OTAs (Booking.com, Expedia)
Properties do not have privacy pages on OTAs, and that is expected. We integrate with Booking.com and Expedia through their official APIs and direct contracts, so messaging on those channels runs inside the OTAs' own vetted privacy frameworks.
WhatsApp Business profile
WhatsApp has no field literally called "Privacy Policy," but your official Business Profile (in Meta Business Manager, under WhatsApp Manager) gives you two website slots and a description. Set them up like this:
- Website 1: your main website.
- Website 2: a direct link to your privacy policy.
- Business description (optional): a short line if your legal team wants one.
Example to adapt (business description line): "Messaging operated on our behalf by HiJiffy.
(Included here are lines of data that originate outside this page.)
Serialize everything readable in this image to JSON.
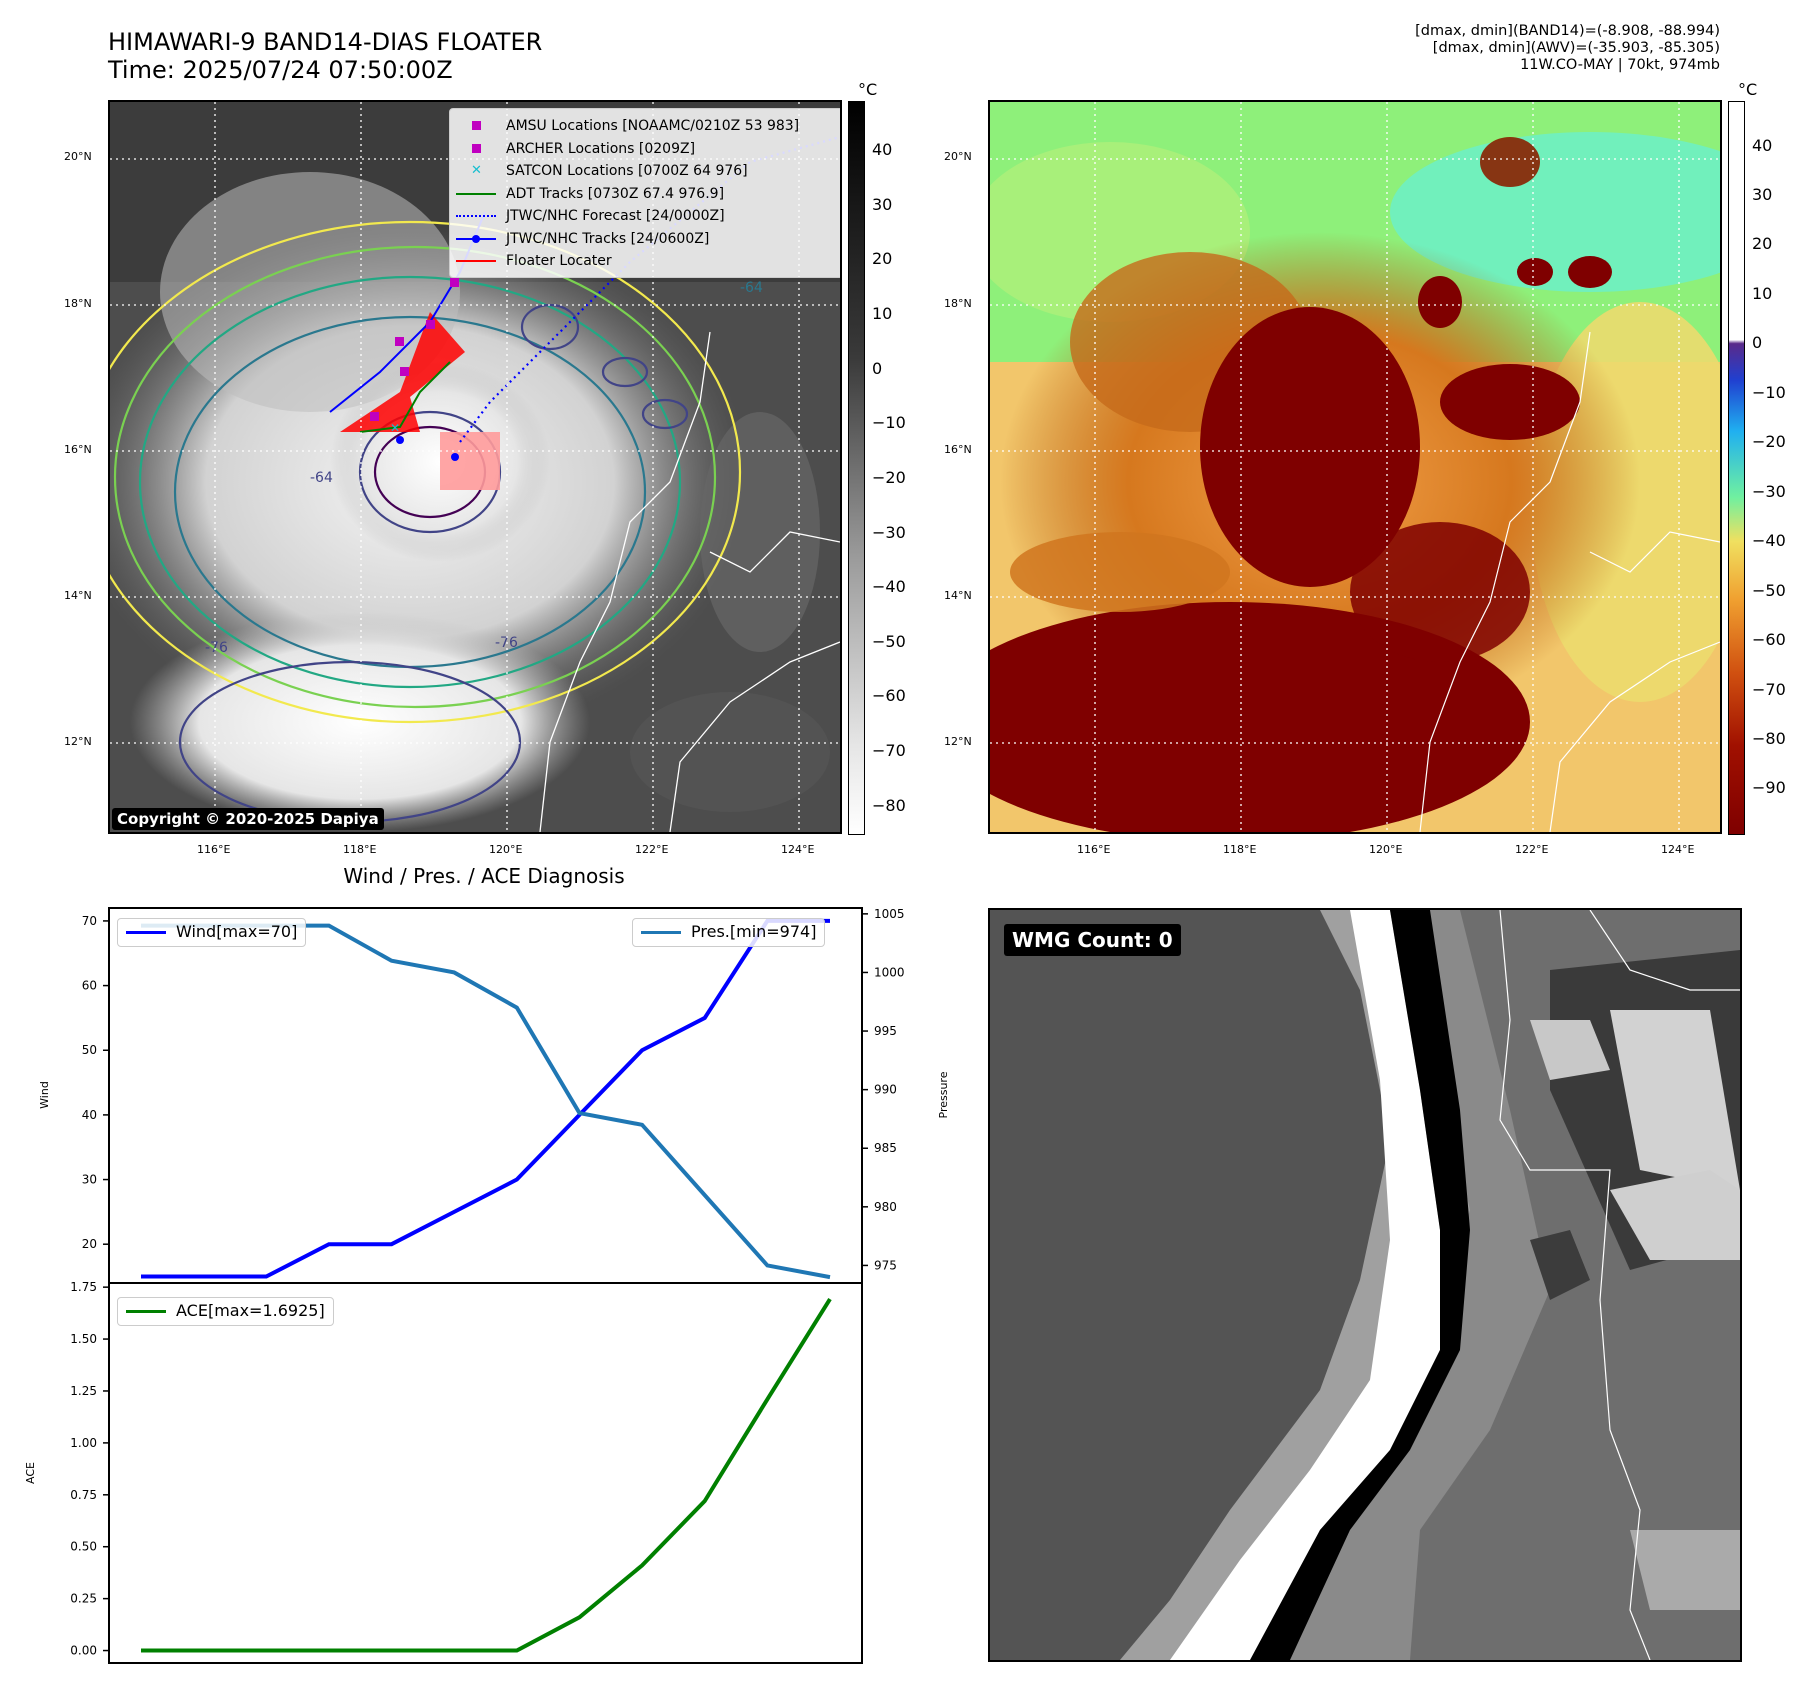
{
  "header": {
    "title_line1": "HIMAWARI-9 BAND14-DIAS FLOATER",
    "title_line2": "Time: 2025/07/24 07:50:00Z",
    "info_line1": "[dmax, dmin](BAND14)=(-8.908, -88.994)",
    "info_line2": "[dmax, dmin](AWV)=(-35.903, -85.305)",
    "info_line3": "11W.CO-MAY | 70kt, 974mb"
  },
  "map_axes": {
    "lon_ticks": [
      "116°E",
      "118°E",
      "120°E",
      "122°E",
      "124°E"
    ],
    "lat_ticks": [
      "20°N",
      "18°N",
      "16°N",
      "14°N",
      "12°N"
    ],
    "lon_range": [
      114.6,
      124.6
    ],
    "lat_range": [
      10.9,
      20.9
    ]
  },
  "ir_panel": {
    "colorbar_unit": "°C",
    "colorbar_ticks": [
      "40",
      "30",
      "20",
      "10",
      "0",
      "−10",
      "−20",
      "−30",
      "−40",
      "−50",
      "−60",
      "−70",
      "−80"
    ],
    "colorbar_range": [
      -85,
      49
    ],
    "copyright": "Copyright © 2020-2025 Dapiya",
    "contour_labels": [
      "-64",
      "-64",
      "-76",
      "-76",
      "-64"
    ],
    "legend": [
      {
        "label": "AMSU Locations [NOAAMC/0210Z 53 983]",
        "symbol": "square",
        "color": "#c000c0"
      },
      {
        "label": "ARCHER Locations [0209Z]",
        "symbol": "square",
        "color": "#c000c0"
      },
      {
        "label": "SATCON Locations [0700Z 64 976]",
        "symbol": "x",
        "color": "#17becf"
      },
      {
        "label": "ADT Tracks [0730Z 67.4 976.9]",
        "symbol": "line",
        "color": "#008000"
      },
      {
        "label": "JTWC/NHC Forecast [24/0000Z]",
        "symbol": "dotted",
        "color": "#0000ff"
      },
      {
        "label": "JTWC/NHC Tracks [24/0600Z]",
        "symbol": "line-dot",
        "color": "#0000ff"
      },
      {
        "label": "Floater Locater",
        "symbol": "line",
        "color": "#ff0000"
      }
    ]
  },
  "awv_panel": {
    "colorbar_unit": "°C",
    "colorbar_ticks": [
      "40",
      "30",
      "20",
      "10",
      "0",
      "−10",
      "−20",
      "−30",
      "−40",
      "−50",
      "−60",
      "−70",
      "−80",
      "−90"
    ],
    "colorbar_range": [
      -99,
      49
    ]
  },
  "diag_title": "Wind / Pres. / ACE Diagnosis",
  "wmg_panel": {
    "badge": "WMG Count: 0"
  },
  "chart_data": [
    {
      "type": "line",
      "ylabel": "Wind",
      "y2label": "Pressure",
      "ylim": [
        14,
        72
      ],
      "y2lim": [
        973.5,
        1005.5
      ],
      "yticks": [
        "70",
        "60",
        "50",
        "40",
        "30",
        "20"
      ],
      "y2ticks": [
        "1005",
        "1000",
        "995",
        "990",
        "985",
        "980",
        "975"
      ],
      "x": [
        0,
        1,
        2,
        3,
        4,
        5,
        6,
        7,
        8,
        9,
        10,
        11
      ],
      "series": [
        {
          "name": "Wind[max=70]",
          "axis": "left",
          "color": "#0000ff",
          "values": [
            15,
            15,
            15,
            20,
            20,
            25,
            30,
            40,
            50,
            55,
            70,
            70
          ]
        },
        {
          "name": "Pres.[min=974]",
          "axis": "right",
          "color": "#1f77b4",
          "values": [
            1004,
            1004,
            1004,
            1004,
            1001,
            1000,
            997,
            988,
            987,
            981,
            975,
            974
          ]
        }
      ]
    },
    {
      "type": "line",
      "ylabel": "ACE",
      "ylim": [
        -0.06,
        1.77
      ],
      "yticks": [
        "1.75",
        "1.50",
        "1.25",
        "1.00",
        "0.75",
        "0.50",
        "0.25",
        "0.00"
      ],
      "x": [
        0,
        1,
        2,
        3,
        4,
        5,
        6,
        7,
        8,
        9,
        10,
        11
      ],
      "series": [
        {
          "name": "ACE[max=1.6925]",
          "color": "#008000",
          "values": [
            0,
            0,
            0,
            0,
            0,
            0,
            0,
            0.16,
            0.41,
            0.72,
            1.21,
            1.6925
          ]
        }
      ]
    }
  ]
}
See our privacy policy for how we handle your data."
This way a guest can open your profile mid-conversation and reach your terms.
Facebook Messenger, Instagram and Telegram
If you connect any of these channels, set up the same transparency there:
- Facebook Messenger: add your privacy policy URL in your Facebook Page settings, and link to it in the Messenger greeting or persistent menu so it appears at the start of a conversation.
- Instagram: add your privacy policy link to your profile (for example, the bio or linked website) and reference it in your welcome or auto-reply.
- Telegram: add a privacy link in your bot's description and "About" (set through BotFather) and include it in the bot's welcome message.
Example to adapt (welcome line for any channel): "You are chatting with [Property name]'s virtual assistant. See how we handle your data: [privacy policy link]."
SMS and email
- SMS: consent and notice are captured at booking or check-in (see above). Keep each message clear about who is contacting the guest, and include an easy opt-out such as "Reply STOP to opt out."
- Email: include your privacy policy link and an unsubscribe option in the footer, as standard.
Inside the chat (the consent checkbox)
This is about what happens within the conversation, on any channel, rather than a place to post a link. The assistant follows privacy by design and only asks for consent when it actually needs personal data:
- Anonymous browsing (general questions, like opening hours): no checkbox needed, since this is covered by your general privacy and cookie policy.
- Data-collection moment (asking for name, email or phone, or moving the chat to WhatsApp): the assistant shows a privacy checkbox the guest accepts before submitting.
Example to adapt (in-chat consent line): "☐ I agree to [Property name]'s Privacy Policy and to being contacted about my request."
Note: If you use Voice AI, your privacy notice should also mention that voice notes may be processed by the assistant.
Opt-out, made easy
Give guests a simple way out and honour it promptly.
- On WhatsApp and SMS, guests can reply with your configured keyword (for example, STOP) to stop messages, and they receive a confirmation.
- On Messenger, Instagram or Telegram, a guest can simply ask to stop, or end the conversation from their side.
- Guests can also email your privacy address.
- Register every opt-out in HiJiffy so the relevant messages stop.
Your Knowledge Document
Add a standing instruction so the assistant tells guests how to exercise their rights (see "Guest data requests"). It keeps the process consistent and routes formal requests to you.